Le président américain a monté le ton d’un cran. L’Iran est, selon lui, le « premier Etat du monde en matière de soutien au terrorisme » et « envoie des armes aux talibans en Afghanistan », appuie le Hezbollah libanais contre le gouvernement démocratique, ou encore soutient le Hamas palestinien qui « assassine des innocents ». Les Gardiens de la révolution iranienne arment aussi, selon le président américain, les « extrémistes chiites » qui attaquent les troupes américaines, désormais autorisées à « faire face aux activités meurtrières de Téhéran ».

Quelques heures auparavant, le président iranien, Mahmoud Ahmadinejad, avait donné corps à certaines des menaces évoquées par George Bush. Le président iranien qui, en 2005, avait estimé qu’Israël devrait être « rayé de la carte », a renouvelé ses attaques contre les « sionistes », « un parti souterrain qui a l’argent et les médias ».
Bien que Téhéran soit en violation des résolutions du Conseil de sécurité, le président iranien, qui nie toute aspiration à l’arme atomique, estime que « la question du dossier nucléaire iranien est close ». « Aujourd’hui, l’Iran est un Iran nucléaire » qui maîtrise l’enrichissement de l’uranium, a-t-il affirmé.

« Ceux qui sont venus [en Irak »> pour augmenter leur puissance sont en train de la perdre », a poursuivi le dirigeant iranien, qui a prédit qu’il y aurait bientôt « un vide dans la région » qu’il s’est offert de « combler, avec l’aide d’amis voisins et de la nation irakienne ».

Interrogé sur les propos de Nicolas Sarkozy, qui avait évoqué un éventuel – mais « catastrophique » – bombardement de l’Iran, M. Ahmadinejad a répliqué que le président français manquait « d’expérience, ce qui veut dire que, peut-être, il ne comprend pas vraiment le sens de ce qu’il dit ».

SECOND DISCOURS EN SEPT JOURS

Alors que le Congrès américain s’apprête à examiner, à partir du 10 septembre, les résultats de la stratégie présidentielle, qui a consisté à envoyer 30000hommes de plus en Irak, le président Bush a enjoint « ceux qui se demandent si le combat en cours en vaut la peine » de considérer l’alternative, telle qu’il la présente : un Proche-Orient offrant des « sauf-conduits » aux terroristes, lesquels contrôleraient « une part clé des ressources énergétiques » et pourraient « prendre en otage » l’économie mondiale ou utiliser des milliards de dollars de revenus pour acheter des armes.

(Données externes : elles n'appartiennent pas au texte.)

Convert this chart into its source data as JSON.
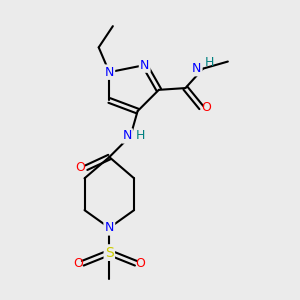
{
  "bg_color": "#ebebeb",
  "atom_colors": {
    "N": "#0000ff",
    "O": "#ff0000",
    "S": "#cccc00",
    "C": "#000000",
    "H": "#008080"
  },
  "bond_color": "#000000",
  "bond_width": 1.5,
  "font_size": 9
}
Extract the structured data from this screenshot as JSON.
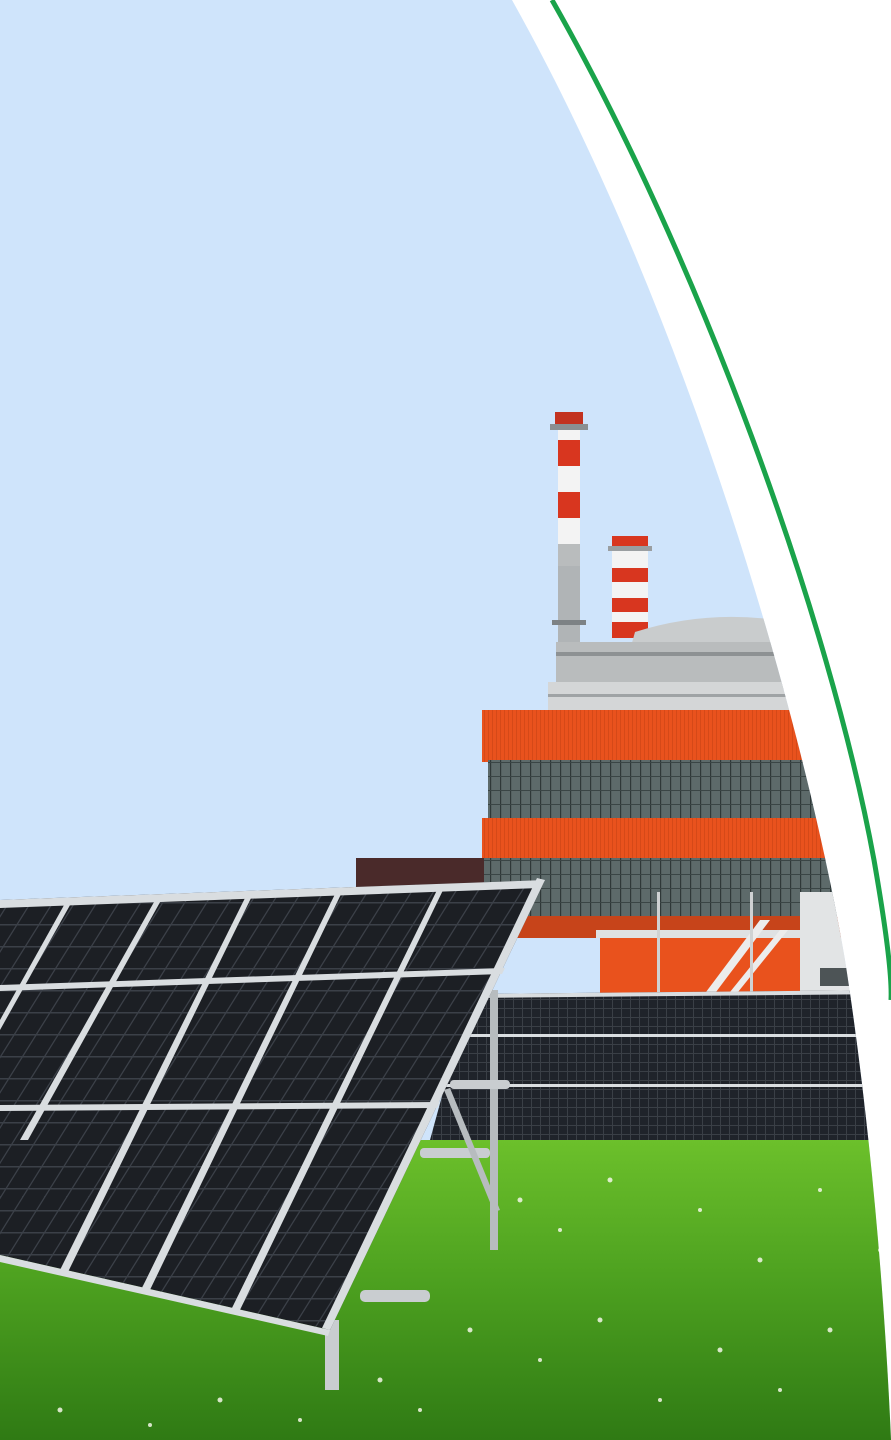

George Bush répète que sa « nouvelle stratégie produit des résultats en matière de sécurité ». Il reconnaît que, sur le front politique, les exigences de progrès formulées par le Congrès n’ont pas été satisfaites, mais demande plus de temps. Le président américain, dont c’est le second discours sur ce thème en sept jours, a bénéficié d’une couverture de presse cette fois plus réduite et résolument sceptique.
« Le président continue à poursuivre obstinément une stratégie défectueuse qui a embourbé nos troupes dans une guerre civile en Irak et a diverti notre attention, tandis qu’Oussama Ben Laden et Al-Qaida se renforcent », a pour sa part déclaré le chef de la majorité démocrate au Sénat, Harry Reid. Ces dernières semaines, plusieurs ténors républicains ont également appelé l’administration Bush à reconsidérer sa stratégie.